Uma tarde, uma multidão enorme havia seguido Jesus até um campo distante. Havia ali mais de cinco mil pessoas — homens, mulheres e crianças — que ficaram o dia todo ouvindo Jesus falar e vendo os milagres que Ele fazia.
Quando o sol começou a baixar, os discípulos foram até Jesus preocupados: — Mestre, já está ficando tarde e este lugar é deserto. Mande as pessoas embora para que possam ir comprar comida.
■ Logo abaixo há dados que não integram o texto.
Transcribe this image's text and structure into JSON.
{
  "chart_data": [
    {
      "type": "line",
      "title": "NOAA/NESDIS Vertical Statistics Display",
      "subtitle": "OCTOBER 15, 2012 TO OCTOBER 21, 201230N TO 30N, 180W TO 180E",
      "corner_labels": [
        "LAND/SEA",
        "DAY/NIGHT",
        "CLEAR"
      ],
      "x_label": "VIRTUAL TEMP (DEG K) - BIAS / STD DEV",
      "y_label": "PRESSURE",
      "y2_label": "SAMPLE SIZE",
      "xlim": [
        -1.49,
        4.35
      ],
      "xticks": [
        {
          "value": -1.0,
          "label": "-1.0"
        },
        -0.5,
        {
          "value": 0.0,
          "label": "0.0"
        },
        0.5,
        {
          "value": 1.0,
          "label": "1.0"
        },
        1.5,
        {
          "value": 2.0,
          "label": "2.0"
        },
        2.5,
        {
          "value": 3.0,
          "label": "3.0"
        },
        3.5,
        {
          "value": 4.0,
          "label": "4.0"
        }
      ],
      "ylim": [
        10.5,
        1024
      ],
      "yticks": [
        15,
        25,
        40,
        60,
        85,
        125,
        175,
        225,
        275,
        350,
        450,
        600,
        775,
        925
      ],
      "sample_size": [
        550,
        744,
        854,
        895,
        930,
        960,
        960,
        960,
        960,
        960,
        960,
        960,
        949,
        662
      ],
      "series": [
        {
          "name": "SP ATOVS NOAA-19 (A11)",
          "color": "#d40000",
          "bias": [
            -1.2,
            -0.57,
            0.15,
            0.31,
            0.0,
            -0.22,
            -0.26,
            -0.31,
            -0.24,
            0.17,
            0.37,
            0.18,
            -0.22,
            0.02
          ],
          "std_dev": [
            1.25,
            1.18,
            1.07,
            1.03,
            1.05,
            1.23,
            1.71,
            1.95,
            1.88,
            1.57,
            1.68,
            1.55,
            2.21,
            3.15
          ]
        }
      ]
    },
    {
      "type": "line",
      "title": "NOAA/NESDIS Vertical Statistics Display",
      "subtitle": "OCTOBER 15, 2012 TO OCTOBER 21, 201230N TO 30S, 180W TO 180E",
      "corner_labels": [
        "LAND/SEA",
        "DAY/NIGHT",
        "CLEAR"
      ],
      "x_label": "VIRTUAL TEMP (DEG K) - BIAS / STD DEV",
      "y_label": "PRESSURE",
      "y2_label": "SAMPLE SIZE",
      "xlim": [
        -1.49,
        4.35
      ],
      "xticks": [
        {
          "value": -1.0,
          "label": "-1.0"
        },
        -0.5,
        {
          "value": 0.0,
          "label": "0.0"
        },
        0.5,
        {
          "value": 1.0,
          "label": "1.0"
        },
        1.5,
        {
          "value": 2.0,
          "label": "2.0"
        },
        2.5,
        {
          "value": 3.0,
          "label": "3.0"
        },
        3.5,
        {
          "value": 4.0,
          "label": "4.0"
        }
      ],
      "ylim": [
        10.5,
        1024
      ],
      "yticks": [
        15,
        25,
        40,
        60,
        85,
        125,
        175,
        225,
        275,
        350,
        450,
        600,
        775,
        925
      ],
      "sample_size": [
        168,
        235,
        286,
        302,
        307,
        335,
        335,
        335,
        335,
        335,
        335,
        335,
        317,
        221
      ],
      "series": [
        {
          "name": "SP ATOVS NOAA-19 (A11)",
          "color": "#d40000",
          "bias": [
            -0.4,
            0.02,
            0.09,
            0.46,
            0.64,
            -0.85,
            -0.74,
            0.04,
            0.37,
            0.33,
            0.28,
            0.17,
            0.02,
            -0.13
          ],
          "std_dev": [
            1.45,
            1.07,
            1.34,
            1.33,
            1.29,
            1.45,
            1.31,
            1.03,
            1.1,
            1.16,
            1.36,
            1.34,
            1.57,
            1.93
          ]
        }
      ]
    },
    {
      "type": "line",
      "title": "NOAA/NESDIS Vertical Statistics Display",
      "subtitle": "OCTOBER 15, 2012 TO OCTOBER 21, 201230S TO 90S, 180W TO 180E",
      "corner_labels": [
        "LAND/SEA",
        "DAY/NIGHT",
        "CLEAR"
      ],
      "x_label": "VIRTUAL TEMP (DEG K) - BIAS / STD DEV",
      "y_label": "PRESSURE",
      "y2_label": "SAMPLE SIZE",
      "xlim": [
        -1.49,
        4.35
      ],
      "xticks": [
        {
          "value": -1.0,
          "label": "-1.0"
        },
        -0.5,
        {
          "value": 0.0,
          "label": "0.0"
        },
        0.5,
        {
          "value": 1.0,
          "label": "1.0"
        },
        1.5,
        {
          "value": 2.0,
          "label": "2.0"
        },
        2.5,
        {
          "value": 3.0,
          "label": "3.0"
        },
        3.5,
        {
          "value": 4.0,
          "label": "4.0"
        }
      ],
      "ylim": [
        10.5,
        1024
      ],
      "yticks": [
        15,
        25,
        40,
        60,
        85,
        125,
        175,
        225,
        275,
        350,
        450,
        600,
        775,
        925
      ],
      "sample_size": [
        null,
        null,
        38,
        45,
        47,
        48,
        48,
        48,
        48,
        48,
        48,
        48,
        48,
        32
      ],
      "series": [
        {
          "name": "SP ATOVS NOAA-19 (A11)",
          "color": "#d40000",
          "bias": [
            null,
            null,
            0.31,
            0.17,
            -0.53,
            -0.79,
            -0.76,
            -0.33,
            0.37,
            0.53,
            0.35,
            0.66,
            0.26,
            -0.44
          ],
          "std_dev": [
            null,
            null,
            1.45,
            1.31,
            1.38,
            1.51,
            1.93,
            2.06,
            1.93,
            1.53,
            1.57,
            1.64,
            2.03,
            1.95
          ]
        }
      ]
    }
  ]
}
Jesus olhou para eles com um sorriso tranquilo e disse: — Vocês mesmos deem de comer a eles. Os discípulos se entreolharam sem entender. — Mas não temos dinheiro para alimentar tanta gente!
— Quantos pães vocês têm? — Jesus perguntou. — Vão ver. André, irmão de Pedro, voltou com uma notícia humilde: — Há aqui um menino com cinco pães de cevada e dois peixinhos. Mas o que é isso para tanta gente?
Jesus não riu da pequenez da oferta. Mandou que todos se sentassem na grama em grupos. Então pegou os cinco pães e os dois peixes, levantou os olhos ao céu, deu graças a Deus — e começou a partir e distribuir.
Os discípulos iam levando aos grupos. E aconteceu algo impossível: quanto mais distribuíam, mais havia! Pão e peixe para um, depois para outro, depois para mais… a comida não acabava! Todos comeram — mais de cinco mil pessoas — até ficarem satisfeitos.
Quando terminaram, Jesus disse: — Recolham os pedaços que sobraram para que nada se perca. Os discípulos recolheram as sobras: doze cestos cheios! Mais do que haviam começado.
O menino que havia oferecido seus cinco pãezinhos e dois peixinhos provavelmente não cabia em si de alegria — ele havia dado o pouco que tinha, e Deus havia multiplicado além de qualquer imaginação.
Não importa o quanto você tem — quando você entrega nas mãos de Jesus, Ele multiplica além do que você imagina. Deus não precisa de muito para fazer muito!